The Great Remote Workforce Divide Gets Wider

This next installment of PYMNTS’ mini-series on consumer behaviors popularized during the pandemic demonstrates that workers may be in no rush to return to the office. The rate of employees engaging in remote work has continued to rise, with the growing shares illustrated in proprietary research carried out in preparation for PYMNTS’ May “ConnectedEconomy™ Monthly Report.”

More than three years after the pandemic began (and months since it was declared in the U.S. to be an emergency no longer), participation in work is still experiencing 9% year-over-year growth via gig platforms or logging into work platforms while not located within a traditional office setting.
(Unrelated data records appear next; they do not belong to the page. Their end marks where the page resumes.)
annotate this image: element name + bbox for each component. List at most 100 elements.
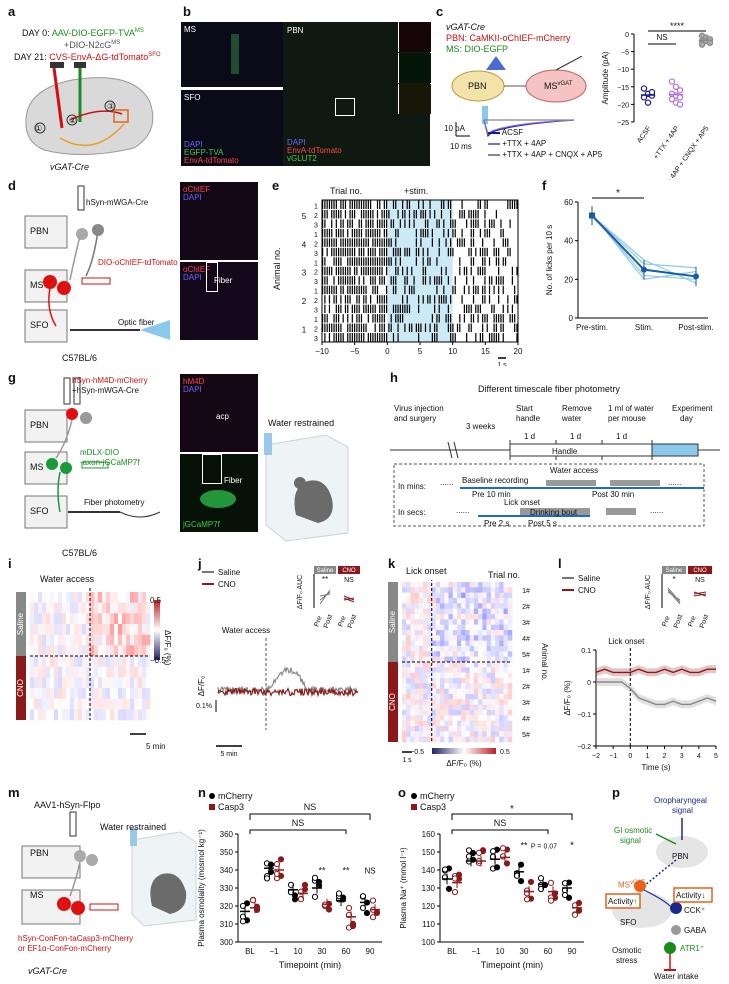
e-lick-tick	[450, 238, 452, 247]
i-heat-cell	[130, 688, 135, 699]
i-heat-cell	[78, 592, 83, 603]
k-heat-cell	[490, 731, 496, 737]
j-legend-saline: Saline	[218, 568, 241, 577]
i-heat-cell	[78, 677, 83, 689]
e-lick-tick	[335, 285, 337, 295]
e-lick-tick	[507, 304, 509, 314]
k-heat-cell	[490, 710, 496, 716]
e-lick-tick	[360, 333, 363, 342]
k-heat-cell	[507, 688, 513, 695]
k-heat-cell	[435, 651, 441, 657]
i-heat-cell	[106, 688, 111, 699]
i-heat-cell	[66, 645, 71, 657]
k-heat-cell	[469, 726, 475, 732]
k-heat-cell	[406, 587, 411, 593]
e-lick-tick	[418, 295, 420, 304]
k-heat-cell	[414, 635, 420, 641]
e-lick-tick	[500, 228, 502, 238]
i-heat-cell	[126, 634, 131, 646]
k-heat-cell	[457, 651, 462, 657]
k-ylabel: Animal no.	[540, 643, 548, 681]
e-lick-tick	[370, 266, 372, 276]
k-heat-cell	[507, 582, 513, 588]
i-heat-cell	[138, 677, 143, 689]
k-heat-cell	[482, 688, 487, 695]
p-activity1: Activity↑	[608, 897, 638, 906]
k-heat-cell	[418, 646, 424, 652]
c-point	[668, 95, 676, 103]
k-heat-cell	[465, 704, 470, 711]
k-heat-cell	[418, 608, 424, 615]
e-lick-tick	[370, 304, 372, 314]
e-lick-tick	[463, 304, 465, 314]
k-heat-cell	[410, 651, 415, 657]
k-heat-cell	[418, 603, 424, 609]
e-lick-tick	[450, 247, 452, 257]
e-lick-tick	[347, 333, 349, 342]
i-heat-cell	[146, 709, 151, 721]
k-heat-cell	[499, 582, 504, 588]
i-heat-cell	[98, 677, 103, 689]
n-point	[363, 909, 371, 917]
i-heat-cell	[30, 709, 35, 721]
k-heat-cell	[482, 699, 487, 705]
e-lick-tick	[388, 257, 390, 266]
e-lick-tick	[482, 314, 484, 323]
c-circuit-schematic	[451, 56, 587, 103]
i-heat-cell	[138, 666, 143, 678]
n-point	[267, 868, 275, 876]
k-heat-cell	[448, 608, 454, 615]
n-ns1: NS	[304, 802, 317, 812]
k-heat-cell	[473, 651, 479, 657]
e-lick-tick	[333, 247, 335, 257]
k-heat-cell	[402, 720, 407, 727]
n-x-tick-label: 30	[318, 947, 327, 956]
e-lick-tick	[452, 219, 454, 228]
o-x-tick-label: 90	[568, 947, 577, 956]
i-heat-cell	[78, 709, 83, 721]
e-lick-tick	[395, 304, 397, 314]
i-heat-cell	[126, 698, 131, 710]
k-heat-cell	[452, 608, 458, 615]
o-point	[455, 871, 463, 878]
e-lick-tick	[404, 285, 406, 295]
e-lick-tick	[392, 304, 395, 314]
k-heat-cell	[478, 603, 483, 609]
m-casp: hSyn-ConFon-taCasp3-mCherry	[18, 934, 134, 943]
k-heat-cell	[452, 624, 458, 631]
k-heat-cell	[423, 683, 428, 689]
i-heat-cell	[30, 602, 35, 614]
e-lick-tick	[477, 219, 479, 228]
k-heat-cell	[457, 667, 462, 673]
p-model-schematic	[605, 818, 713, 971]
l-x-tick-label: 2	[663, 753, 667, 760]
e-lick-tick	[488, 285, 491, 295]
k-heat-cell	[427, 715, 432, 721]
e-lick-tick	[454, 333, 456, 342]
k-heat-cell	[495, 715, 500, 721]
e-lick-tick	[331, 323, 333, 333]
i-heat-cell	[70, 592, 75, 603]
e-lick-tick	[488, 219, 491, 228]
k-heat-cell	[414, 603, 420, 609]
k-heat-cell	[482, 640, 487, 647]
e-lick-tick	[379, 247, 381, 257]
k-heat-cell	[452, 736, 458, 743]
e-lick-tick	[335, 314, 337, 323]
k-heat-cell	[414, 662, 420, 668]
h-oneml: 1 ml of water	[608, 404, 654, 413]
k-heat-cell	[427, 731, 432, 737]
k-heat-cell	[486, 704, 492, 711]
e-lick-tick	[328, 228, 331, 238]
k-heat-cell	[448, 667, 454, 673]
e-x-tick-label: 5	[418, 347, 423, 356]
k-heat-cell	[418, 736, 424, 743]
o-point	[503, 860, 511, 867]
k-heat-cell	[469, 624, 475, 631]
k-heat-cell	[431, 694, 437, 700]
e-lick-tick	[324, 323, 326, 333]
k-heat-cell	[402, 678, 407, 684]
e-lick-tick	[381, 276, 383, 285]
k-heat-cell	[444, 678, 449, 684]
e-lick-tick	[472, 276, 475, 285]
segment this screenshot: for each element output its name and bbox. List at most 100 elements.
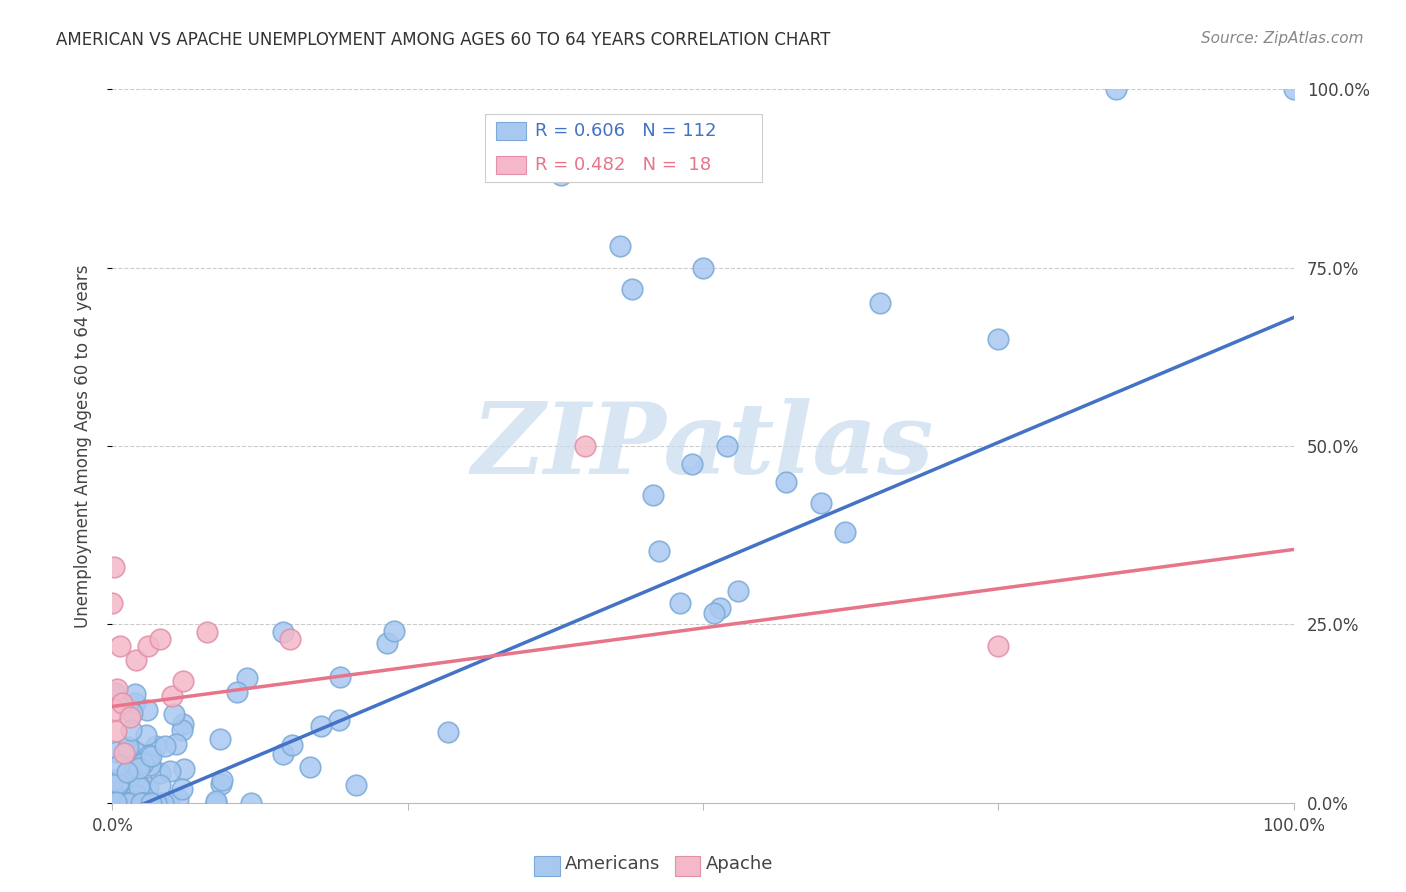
Point [115, 796, 138, 810]
Point [136, 796, 159, 810]
Point [344, 778, 367, 792]
Point [103, 560, 125, 574]
Point [115, 796, 138, 810]
Point [669, 596, 692, 610]
Point [124, 744, 146, 758]
Point [692, 260, 714, 275]
Point [153, 739, 176, 754]
Point [107, 776, 129, 790]
Point [165, 737, 187, 751]
Y-axis label: Unemployment Among Ages 60 to 64 years: Unemployment Among Ages 60 to 64 years [73, 264, 91, 628]
Point [101, 796, 124, 810]
FancyBboxPatch shape [496, 122, 526, 140]
Point [1282, 82, 1305, 96]
Point [309, 719, 332, 733]
Point [138, 748, 160, 763]
Point [132, 796, 155, 810]
Point [382, 624, 405, 639]
Point [108, 796, 131, 810]
Point [152, 796, 174, 810]
Point [121, 766, 143, 780]
Point [609, 239, 631, 253]
Point [105, 796, 128, 810]
Point [173, 762, 195, 776]
FancyBboxPatch shape [485, 114, 762, 182]
Point [143, 796, 166, 810]
Point [114, 792, 136, 806]
Point [681, 457, 703, 471]
Point [166, 792, 188, 806]
Point [132, 756, 155, 771]
Point [114, 796, 136, 810]
Point [105, 681, 128, 696]
Point [648, 544, 671, 558]
Point [273, 625, 295, 640]
Point [129, 795, 152, 809]
Point [375, 636, 398, 650]
Point [727, 583, 749, 598]
Point [124, 758, 146, 772]
Point [128, 778, 150, 792]
Point [129, 796, 152, 810]
Point [574, 439, 596, 453]
Point [205, 794, 228, 808]
Point [150, 796, 173, 810]
Point [115, 744, 138, 758]
Point [329, 670, 352, 684]
Point [132, 796, 155, 810]
Text: R = 0.482   N =  18: R = 0.482 N = 18 [536, 156, 711, 174]
Point [112, 746, 135, 760]
Point [211, 773, 233, 788]
Point [298, 760, 321, 774]
Point [108, 639, 131, 653]
Point [810, 496, 832, 510]
Point [226, 685, 249, 699]
Point [170, 723, 193, 737]
Point [117, 796, 139, 810]
Point [157, 796, 180, 810]
Point [172, 674, 194, 689]
Point [209, 777, 232, 791]
Point [703, 606, 725, 620]
Point [136, 780, 159, 795]
Point [121, 706, 143, 721]
Point [105, 796, 128, 810]
Point [437, 724, 460, 739]
Point [1105, 82, 1128, 96]
Point [195, 624, 218, 639]
Point [128, 796, 150, 810]
Point [111, 696, 134, 710]
Point [120, 710, 142, 724]
Point [124, 696, 146, 710]
Point [108, 758, 131, 772]
Point [209, 732, 232, 747]
Point [104, 686, 127, 700]
Point [120, 723, 142, 737]
Point [987, 332, 1010, 346]
Point [869, 296, 891, 310]
Point [105, 791, 128, 805]
Point [104, 703, 127, 717]
Point [135, 703, 157, 717]
Point [115, 764, 138, 779]
Point [834, 524, 856, 539]
Point [139, 796, 162, 810]
Point [131, 790, 153, 805]
Point [160, 689, 183, 703]
Point [125, 653, 148, 667]
Text: Source: ZipAtlas.com: Source: ZipAtlas.com [1201, 31, 1364, 46]
Point [124, 687, 146, 701]
Point [101, 786, 124, 800]
Point [716, 439, 738, 453]
Text: R = 0.606   N = 112: R = 0.606 N = 112 [536, 122, 717, 140]
Point [172, 717, 194, 731]
Point [104, 796, 127, 810]
Point [128, 780, 150, 794]
Point [709, 600, 731, 615]
Point [157, 796, 180, 810]
Point [115, 796, 138, 810]
Point [641, 488, 664, 502]
Point [148, 778, 170, 792]
Point [125, 788, 148, 802]
Point [105, 795, 128, 809]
The growth suggests that this behavior may be here to stay, and our research also details the demographically lopsided nature of this increased participation.
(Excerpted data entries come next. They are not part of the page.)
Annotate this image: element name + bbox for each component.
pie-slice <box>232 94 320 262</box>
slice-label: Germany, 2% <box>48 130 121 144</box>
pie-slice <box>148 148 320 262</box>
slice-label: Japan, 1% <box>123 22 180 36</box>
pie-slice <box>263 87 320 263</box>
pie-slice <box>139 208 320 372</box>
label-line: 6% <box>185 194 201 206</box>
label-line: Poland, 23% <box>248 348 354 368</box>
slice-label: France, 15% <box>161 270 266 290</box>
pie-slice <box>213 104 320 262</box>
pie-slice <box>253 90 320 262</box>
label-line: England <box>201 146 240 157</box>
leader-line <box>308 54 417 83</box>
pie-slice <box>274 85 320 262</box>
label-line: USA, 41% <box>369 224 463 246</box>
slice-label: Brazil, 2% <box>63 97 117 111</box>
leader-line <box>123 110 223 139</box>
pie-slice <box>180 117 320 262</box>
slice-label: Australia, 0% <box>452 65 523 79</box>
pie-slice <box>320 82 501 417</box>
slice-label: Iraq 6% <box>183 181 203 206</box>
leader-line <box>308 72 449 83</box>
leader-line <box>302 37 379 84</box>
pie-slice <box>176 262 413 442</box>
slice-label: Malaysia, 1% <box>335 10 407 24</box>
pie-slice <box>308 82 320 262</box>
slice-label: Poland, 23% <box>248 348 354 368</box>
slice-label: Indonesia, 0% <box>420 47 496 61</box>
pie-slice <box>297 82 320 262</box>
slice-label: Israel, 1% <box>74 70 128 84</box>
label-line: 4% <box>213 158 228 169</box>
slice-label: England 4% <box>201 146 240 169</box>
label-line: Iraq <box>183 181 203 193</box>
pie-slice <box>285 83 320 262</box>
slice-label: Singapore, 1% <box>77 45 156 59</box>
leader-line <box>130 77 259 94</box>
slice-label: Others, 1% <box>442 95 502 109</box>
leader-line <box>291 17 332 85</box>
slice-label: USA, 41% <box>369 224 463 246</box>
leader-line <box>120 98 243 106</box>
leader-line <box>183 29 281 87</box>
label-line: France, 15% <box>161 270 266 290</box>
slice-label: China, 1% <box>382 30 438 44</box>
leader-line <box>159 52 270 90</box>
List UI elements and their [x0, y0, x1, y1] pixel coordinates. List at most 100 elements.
Our Work pillar encompasses digital engagement in both remote and platform work outside of traditional office settings, and the generation with the greatest change in average participation is baby boomers and seniors, who have exhibited a 12% improvement in our metrics. The digital engagement of millennials and members of Gen Z, has comparatively plateaued, not reaching a 5% positive change in average participation. 

Consumers making over $100,000 per year were much more likely to exhibit more engagement with work outside traditional office settings, leading all brackets with 16% of positive change in average participation. Those numbers fall sharply to 6% for consumers making $50,000 to $100,000 annually and negative growth for those making under $50,000 annually. This may be partly due to higher-income employment often categorized as white-collar or other types of office work that may be done from home. This arrangement may not be possible for traditionally blue-collar jobs such as in retail or trade that generally require workers to perform their duties in person. 

The income divide regarding digital engagement has been a long-running point of interest at PYMNTS, which found that middle- and- higher-income workers consistently worked outside traditional employment settings at rates consistently higher than lower-income workers. 

While loathed by the commercial real estate sector and major commuter cities such as New York, these consumers spend more at locations closer to their workspace and digital platforms. The arrangement has also brought the added benefit of bridging some gaps in services consumers may need but cannot necessarily afford through the traditional in-office model. Pierre Proner, co-founder and CEO at U.K. tech firm Lawhive, details how high prices and lack of access to legal representation often prevent consumers and small businesses from seeking aid or upholding their rights.” A lot of the solicitors and lawyers that operate through Lawhive [have] left larger firms and want to practice on their own and have the freedom and flexibility in the way that they operate… Clients are charged a third of the amount that they would ordinarily have to pay in order to justify the time that the lawyer is taking. For us, that has been a radical realization and quite game-changing on the consumer pricing-access side.”

Remote work, once a pandemic stopgap, has since taken on a model of its own, though clearly not intended for every business. The shift in adoption by consumers and companies alike may demonstrate that, like subjects of other installments in this mini-series, this alternative to traditional work settings may become traditional.